Solving $z^3 e^{1-z}=1$ inside the unit circle

Question

Prove that $z^3 e^{1-z}=1$ has exactly two roots inside the circle $|z|=1$. I showed that $z=1$ is a solution on the boundary of the circle, how can I find the other solution?

Answer 1

We have $f(z)=z^3e^{1-z}-1$ and $\gamma=re^{it}$, where $r\gt 0$ and $0\leq t\leq 2\pi$. The goal is to find the total number of zeros of $f$ inside the closed contour $\gamma$ when $r=1$, also known as the unit disk.
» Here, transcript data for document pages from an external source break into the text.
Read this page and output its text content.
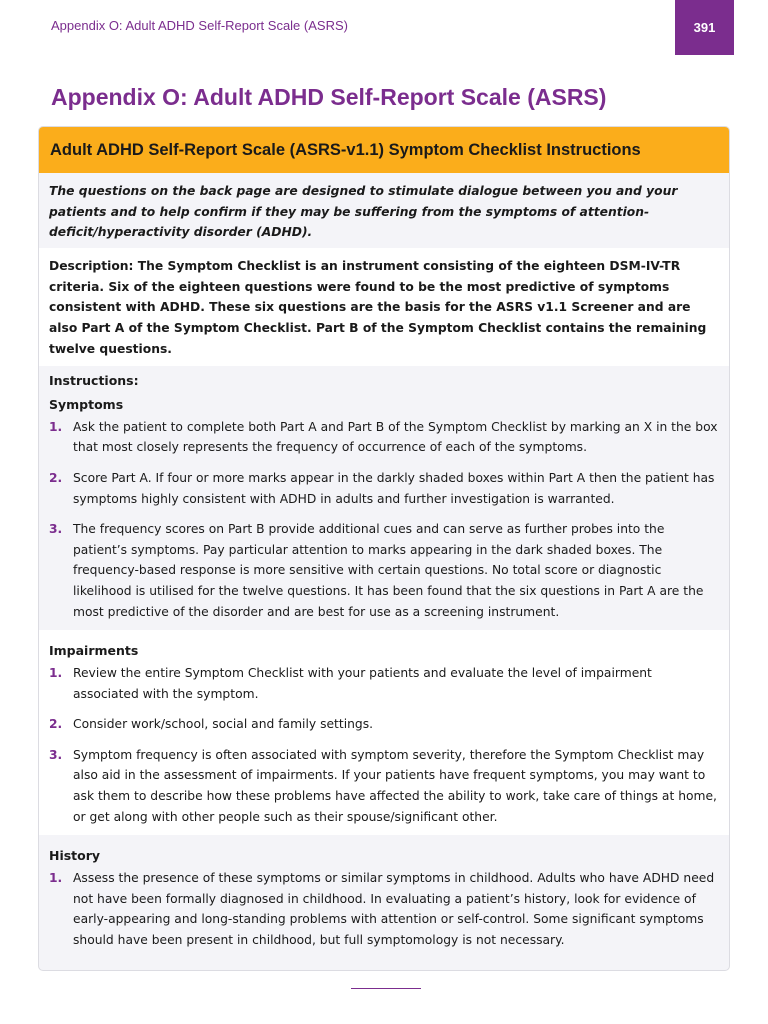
Appendix O: Adult ADHD Self-Report Scale (ASRS)	391
Appendix O: Adult ADHD Self-Report Scale (ASRS)
Adult ADHD Self-Report Scale (ASRS-v1.1) Symptom Checklist Instructions
The questions on the back page are designed to stimulate dialogue between you and your patients and to help confirm if they may be suffering from the symptoms of attention-deficit/hyperactivity disorder (ADHD).
Description: The Symptom Checklist is an instrument consisting of the eighteen DSM-IV-TR criteria. Six of the eighteen questions were found to be the most predictive of symptoms consistent with ADHD. These six questions are the basis for the ASRS v1.1 Screener and are also Part A of the Symptom Checklist. Part B of the Symptom Checklist contains the remaining twelve questions.
Instructions:
Symptoms
1. Ask the patient to complete both Part A and Part B of the Symptom Checklist by marking an X in the box that most closely represents the frequency of occurrence of each of the symptoms.
2. Score Part A. If four or more marks appear in the darkly shaded boxes within Part A then the patient has symptoms highly consistent with ADHD in adults and further investigation is warranted.
3. The frequency scores on Part B provide additional cues and can serve as further probes into the patient’s symptoms. Pay particular attention to marks appearing in the dark shaded boxes. The frequency-based response is more sensitive with certain questions. No total score or diagnostic likelihood is utilised for the twelve questions. It has been found that the six questions in Part A are the most predictive of the disorder and are best for use as a screening instrument.
Impairments
1. Review the entire Symptom Checklist with your patients and evaluate the level of impairment associated with the symptom.
2. Consider work/school, social and family settings.
3. Symptom frequency is often associated with symptom severity, therefore the Symptom Checklist may also aid in the assessment of impairments. If your patients have frequent symptoms, you may want to ask them to describe how these problems have affected the ability to work, take care of things at home, or get along with other people such as their spouse/significant other.
History
1. Assess the presence of these symptoms or similar symptoms in childhood. Adults who have ADHD need not have been formally diagnosed in childhood. In evaluating a patient’s history, look for evidence of early-appearing and long-standing problems with attention or self-control. Some significant symptoms should have been present in childhood, but full symptomology is not necessary.
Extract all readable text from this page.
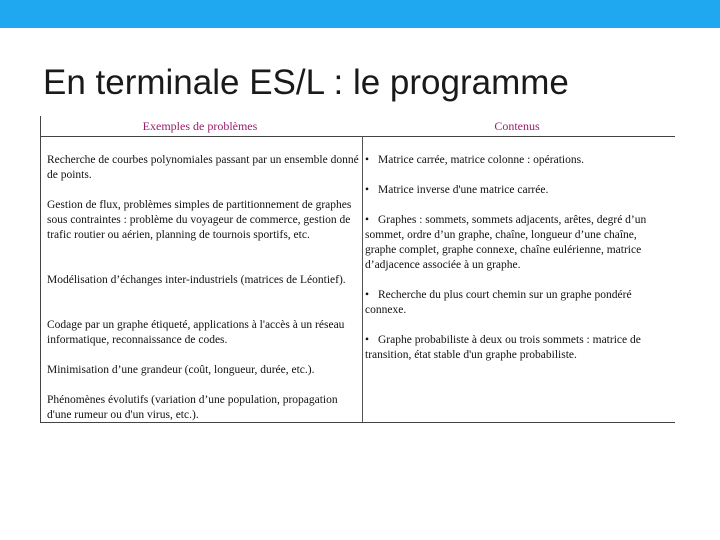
En terminale ES/L : le programme
Exemples de problèmes	Contenus

Recherche de courbes polynomiales passant par un ensemble donné de points.

Gestion de flux, problèmes simples de partitionnement de graphes sous contraintes : problème du voyageur de commerce, gestion de trafic routier ou aérien, planning de tournois sportifs, etc.

Modélisation d’échanges inter-industriels (matrices de Léontief).

Codage par un graphe étiqueté, applications à l'accès à un réseau informatique, reconnaissance de codes.

Minimisation d’une grandeur (coût, longueur, durée, etc.).

Phénomènes évolutifs (variation d’une population, propagation d'une rumeur ou d'un virus, etc.).

• Matrice carrée, matrice colonne : opérations.

• Matrice inverse d'une matrice carrée.

• Graphes : sommets, sommets adjacents, arêtes, degré d’un sommet, ordre d’un graphe, chaîne, longueur d’une chaîne, graphe complet, graphe connexe, chaîne eulérienne, matrice d’adjacence associée à un graphe.

• Recherche du plus court chemin sur un graphe pondéré connexe.

• Graphe probabiliste à deux ou trois sommets : matrice de transition, état stable d'un graphe probabiliste.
Note that $f$ does have a zero at $z=1$, however this zero is on the contour $\gamma$ when $r=1$ and not inside it. In order to use the tools that follow, we must use $\gamma$ when $r\lt 1$ but very close to $1$, such as $0.8$ or $0.9$, because $f$ cannot have zeros on the contour.

Argument Principle

Since $f$ is indeed a meromorphic function on and inside a closed contour $\gamma$ and $f$ has no zeros or poles on $\gamma$, then we can utilize the argument principle. Which states that $$\frac{1}{2\pi i}\oint_\gamma\frac{\frac{\mathrm d}{\mathrm dz}f(z)}{f(z)}\ \mathrm dz=Z_{f,\gamma}-P_{f,\gamma}$$ Where $Z_{f,\gamma}$ is the sum of the multiplicity of each zero of $f$ inside $\gamma$ and $P_{f,\gamma}$ is the sum of the order of each pole of $f$ inside $\gamma$. In this case, it's clear to see that $f$ has no poles, therefore $P_{f,\gamma}=0$.

Winding Number

By using the substitution $w=f(z)$, we have $$\frac{1}{2\pi i}\oint_\gamma\frac{\frac{\mathrm d}{\mathrm dz}f(z)}{f(z)}\ \mathrm dz=\frac{1}{2\pi i}\oint_{f\circ\gamma}\frac{1}{w}\ \mathrm dw$$ Where the contour integral on the right-hand side is the winding number of the curve $f\circ\gamma$ about the origin.

Curve Mapping

At this point, we're left with $$\frac{1}{2\pi i}\oint_{f\circ\gamma}\frac{1}{w}\ \mathrm dw=Z_{f,\gamma}$$ Where $$f\circ\gamma=f(\gamma(t))=r^3e^{3it}e^{1-re^{it}}-1$$ In the image below, we have $\gamma$ in red, the mapped curve $f\circ\gamma$ in blue and three points which are zeros. Note that in this image, $r=0.8$. At this point it should be clear that $f\circ\gamma$ winds around the origin twice in a counterclockwise direction. Which implies that $$\frac{1}{2\pi i}\oint_{f\circ\gamma}\frac{1}{w}\ \mathrm dw=2$$ Therefore, $f$ contains $2$ zeros inside the unit disk.